Ongelijkheid in het onderwijs neemt toe

Door Angela Ettema
Kinderen van hoogopgeleide ouders hebben betere kansen in het onderwijs dan even intelligente kinderen van laagopgeleide ouders. Dat blijkt uit De Staat van het Onderwijs, een rapport van de Onderwijsinspectie. Hoogopgeleide ouders stellen zich assertiever op en investeren in huiswerkbegeleiding voor hun kind. Leraren hebben vaak (onbewust) hogere verwachtingen van leerlingen met hoogopgeleide ouders. Kinderen van laagopgeleide en arme ouders gaan daardoor naar minder goede scholen en stromen minder vaak door naar hoger onderwijs.

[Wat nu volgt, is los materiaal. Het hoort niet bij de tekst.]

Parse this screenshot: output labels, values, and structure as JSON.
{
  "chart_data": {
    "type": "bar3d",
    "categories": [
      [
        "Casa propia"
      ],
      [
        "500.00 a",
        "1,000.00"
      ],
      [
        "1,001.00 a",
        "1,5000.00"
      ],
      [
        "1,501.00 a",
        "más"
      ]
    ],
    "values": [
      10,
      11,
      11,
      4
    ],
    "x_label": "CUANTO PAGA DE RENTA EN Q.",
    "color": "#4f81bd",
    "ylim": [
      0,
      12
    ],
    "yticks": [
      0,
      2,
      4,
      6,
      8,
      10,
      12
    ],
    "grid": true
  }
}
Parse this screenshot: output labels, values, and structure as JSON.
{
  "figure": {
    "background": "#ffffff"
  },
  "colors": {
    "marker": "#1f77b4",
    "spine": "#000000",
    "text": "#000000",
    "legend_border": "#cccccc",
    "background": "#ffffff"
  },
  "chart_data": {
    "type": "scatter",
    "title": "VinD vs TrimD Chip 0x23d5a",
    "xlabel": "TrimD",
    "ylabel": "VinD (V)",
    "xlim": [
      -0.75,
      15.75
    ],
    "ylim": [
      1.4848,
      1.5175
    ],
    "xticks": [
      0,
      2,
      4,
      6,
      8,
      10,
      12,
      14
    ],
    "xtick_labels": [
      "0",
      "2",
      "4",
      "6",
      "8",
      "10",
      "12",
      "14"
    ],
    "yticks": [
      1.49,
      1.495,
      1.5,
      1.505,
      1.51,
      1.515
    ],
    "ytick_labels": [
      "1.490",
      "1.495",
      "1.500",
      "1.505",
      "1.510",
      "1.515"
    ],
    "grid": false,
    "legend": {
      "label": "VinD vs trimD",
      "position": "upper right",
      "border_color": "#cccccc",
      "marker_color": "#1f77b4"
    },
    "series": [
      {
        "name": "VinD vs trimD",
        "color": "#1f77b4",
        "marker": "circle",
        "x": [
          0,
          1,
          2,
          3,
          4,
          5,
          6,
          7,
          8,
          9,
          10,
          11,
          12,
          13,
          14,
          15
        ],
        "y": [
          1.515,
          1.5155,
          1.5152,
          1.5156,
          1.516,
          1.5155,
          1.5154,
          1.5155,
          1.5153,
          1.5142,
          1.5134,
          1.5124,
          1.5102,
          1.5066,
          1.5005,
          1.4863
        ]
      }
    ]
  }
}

Deze ongelijkheid begint al op de basisschool en blijft jarenlang doorwerken. De selectie van leerlingen in de laatste klas van de basisschool betekent dat kinderen al vroeg worden beperkt in hun kansen. Omdat het onderwijs zich steeds verder splitst in aparte schooltypes en er minder brede brugklassen zijn, wordt het moeilijker om door te stromen.
Asociaal leenstelsel
De laatste jaren stagneert de groei van het aantal hoogopgeleiden. Vorig jaar is de basisbeurs voor studenten, met medewerking van ‘onderwijspartijen’ D66 en GroenLinks, vervangen door een lening. Sindsdien is het aantal inschrijvingen in het hoger onderwijs met 6,8 procent gedaald. Het aandeel van studenten met laagopgeleide ouders daalde bij zowel hogescholen als universiteiten met maar liefst 15 procent.
Minister Bussemaker van Onderwijs verdedigde de invoering van een ‘sociaal leenstelsel’ met het argument dat studeren ‘investeren in jezelf’ was omdat hoogopgeleiden veel geld verdienen. In dit beleid wordt het ideaal van studeren als zelfontplooiing losgelaten en doorlopen jongeren bij voorkeur snel een hbo om in het bedrijfsleven een baan te vinden. In de praktijk vinden veel afgestudeerden in een stagnerende economie moeilijk een baan. Ze werken onder hun niveau of doen onbetaalde stages. Het is dus niet zo gek dat vooral jongeren uit arme gezinnen wel twee keer nadenken voor ze een investering aangaan die tot tienduizenden euro’s schuld leidt.
Vorig jaar deed Bussemaker de kritiek op het afschaffen van de basisbeurs af als ‘bangmakerij’. Nu blijkt de toegankelijkheid van het hoger onderwijs wel degelijk onder druk te staan. Bussemaker verklaart de afname van het aantal nieuwe studenten door het grotere aantal jongeren dat in 2014 direct ging studeren in plaats van een tussenjaar te nemen. Maar de grootste daling vindt plaats op het hbo. Dat komt door de verminderde doorstroming van mbo-leerlingen, niet de groep die zich makkelijk een gap year kan veroorloven.
Veel studenten zijn woedend over deze gang van zaken. Studenten- en jongerenorganisaties zijn een campagne gestart voor herinvoering van de basisbeurs. Helaas eisen ze op isditdetoekomst.nl van de politiek vooral debat en nieuwe verkiezingsbeloften. Beter kunnen ze het ijzer smeden nu het heet is en nu de woede onder jongeren mobiliseren om druk uit te oefenen op de politiek.